This week, Daily Intel profiles five inventors with big ideas that could make life a little bit better and more interesting for everyone.
If you wanted to illustrate the concept of abandonment and decay, you could hardly do better than an image of an overgrown city, with roots smashing through asphalt, tendrils sneaking over thresholds, and streams cascading down escalators. Nature and the city are supposed to remain on their respective sides of a notional border, and when they don’t, the outcome is at once picturesque and disturbing. And so in cities, we have confined trees to their square holes in the sidewalk and hardened shores against rivers and seas. We have spent untold billions to make sure that nature doesn’t enter uninvited, and that our urban centers remain impermeable, sharp-edged, level, and dry.
But the New York of a couple of decades from now could be greener by design, a city where patches of planned wilderness infiltrate the architecture, by invitation, not neglect. Imagine a pedestrian pathway running through tended grasslands in the center of Broadway; Canal Street reconverted back to a canal; farmers harvesting kale in Washington Square or on the 20th floor of a vertical hothouse; roof gardens fertilized with local compost; a convention center that sits beneath a forested hillside; skyscrapers that use water from showers, tubs, and sinks to irrigate balcony arbors and planted walls; midtown streets shaded by hanging vines.
It’s not that far-fetched. “Look at the East Village,” says the architect Amale Andraos. “On almost every street, you have a garden, maintained partly by the city and partly by the community, which drops the temperature, grows food, and provides shared space. That model of integration is very simple and also quite radical.”
Andraos, who founded the firm Work AC with her husband Dan Wood, recently became one of the most powerful women in urbanism when she was named dean of Columbia’s Graduate School of Architecture, Planning, and Preservation. Her fantasies have an institutional imprimatur. This may be speculative daydreaming, but it’s respectable daydreaming. This bucolic future Gotham is one that has responded sensibly to the realities of climate change. Wave-calming wetlands and outboard islands protect a nature-besotted city. In times of rain, designated streets become temporary spillways, absorbing, storing, and cleaning floodwater, then releasing it in a regulated flow. Summers are mild, storms are kind, and the air is pure.

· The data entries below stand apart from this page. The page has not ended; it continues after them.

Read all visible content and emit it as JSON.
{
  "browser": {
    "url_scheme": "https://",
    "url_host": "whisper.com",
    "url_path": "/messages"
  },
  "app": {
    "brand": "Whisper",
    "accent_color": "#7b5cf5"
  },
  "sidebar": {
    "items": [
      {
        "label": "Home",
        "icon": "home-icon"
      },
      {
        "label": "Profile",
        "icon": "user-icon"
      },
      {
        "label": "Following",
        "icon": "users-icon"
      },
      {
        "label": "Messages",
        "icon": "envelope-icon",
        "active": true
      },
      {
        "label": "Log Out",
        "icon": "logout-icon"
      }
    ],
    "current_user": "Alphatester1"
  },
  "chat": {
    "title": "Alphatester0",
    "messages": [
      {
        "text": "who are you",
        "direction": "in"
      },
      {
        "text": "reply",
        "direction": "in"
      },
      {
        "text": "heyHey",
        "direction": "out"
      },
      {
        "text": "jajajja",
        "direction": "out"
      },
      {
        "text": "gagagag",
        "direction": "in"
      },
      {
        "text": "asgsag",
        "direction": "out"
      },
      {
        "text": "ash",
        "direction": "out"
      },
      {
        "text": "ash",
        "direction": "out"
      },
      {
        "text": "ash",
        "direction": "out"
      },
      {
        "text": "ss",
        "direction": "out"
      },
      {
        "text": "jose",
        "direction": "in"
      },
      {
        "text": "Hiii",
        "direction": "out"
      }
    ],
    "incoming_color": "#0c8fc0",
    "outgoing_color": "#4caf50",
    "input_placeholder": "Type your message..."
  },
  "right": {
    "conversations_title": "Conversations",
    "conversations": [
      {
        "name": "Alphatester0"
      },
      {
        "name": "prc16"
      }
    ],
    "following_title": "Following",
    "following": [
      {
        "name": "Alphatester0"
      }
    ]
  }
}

She has plenty of company in imagining an environmentally virtuous city where concrete and greenery exist in sustainable harmony. The landscape architect Diana Balmori has linked the roofs of 21 ministries in the new Korean center of Sejong with a three-mile planted walkway, not unlike the High Line, that she hopes will breed a new pedestrian infrastructure. (She was also a collaborator in Work Architecture Company’s “Wild West Side” proposal to create a radically green neighborhood on the Hudson Yards site.)
“Why not take over city streets just as we’ve taken over railroad lines for linear parks?” Balmori asks. “It’s only a step away from what we’ve already done.” Now she’s campaigning to widen and landscape the Broadway median from 72nd to 136th Street, creating a path equipped with solar panels and turbines powered by the wind from passing cars.
Nature has already made significant inroads into the concrete jungle. Green roofs are proliferating, retaining storm water and then releasing it into buildings’ plumbing. Parking lots are becoming porous. The High Line has demonstrated the power of the landscaped pedestrian artery. In the Brooklyn Botanical Garden, the firm Weiss Manfredi enfolded a new visitor center in turf, and in Prospect Park, Tod Williams and Billie Tsien have nestled the Lakeside skating complex into the park’s natural topography.
Greening the city is not just a New York effort. In Los Angeles, the landscape architect Mia Lehrer has been leading a long-term push to turn the desiccated L.A. River into a new park system’s lush spine. Also in L.A., the Trust for Public Land has been pushing a plan to turn 900 miles of alleyways into a web of microparks. In Milan, the Italian architect Stefano Boeri has just completed the pair of verdant apartment towers he calls the Vertical Forest. And long before these adventurers were even born, Frank Lloyd Wright insisted that landscape and architecture were indissolubly coupled and that good design took its cues from nature.
Andraos and Balmori both know that it will take a long time for these isolated efforts to link up into the parkland metropolis they envision. But they’re confident that one day vines, grasses, crops, and water will be just as intrinsic to the New York experience as miles of hard gray asphalt. And, since successful experiments quickly get replicated all over the world, a greener Manhattan could yield a more vegetative Buenos Aires and Mumbai. This matters because, as more and more of the world’s billions converge on growing metropolitan regions, the planet’s health depends on more breathable cities. An abundance of nature makes urban life prettier and more pleasant; it might also save the world.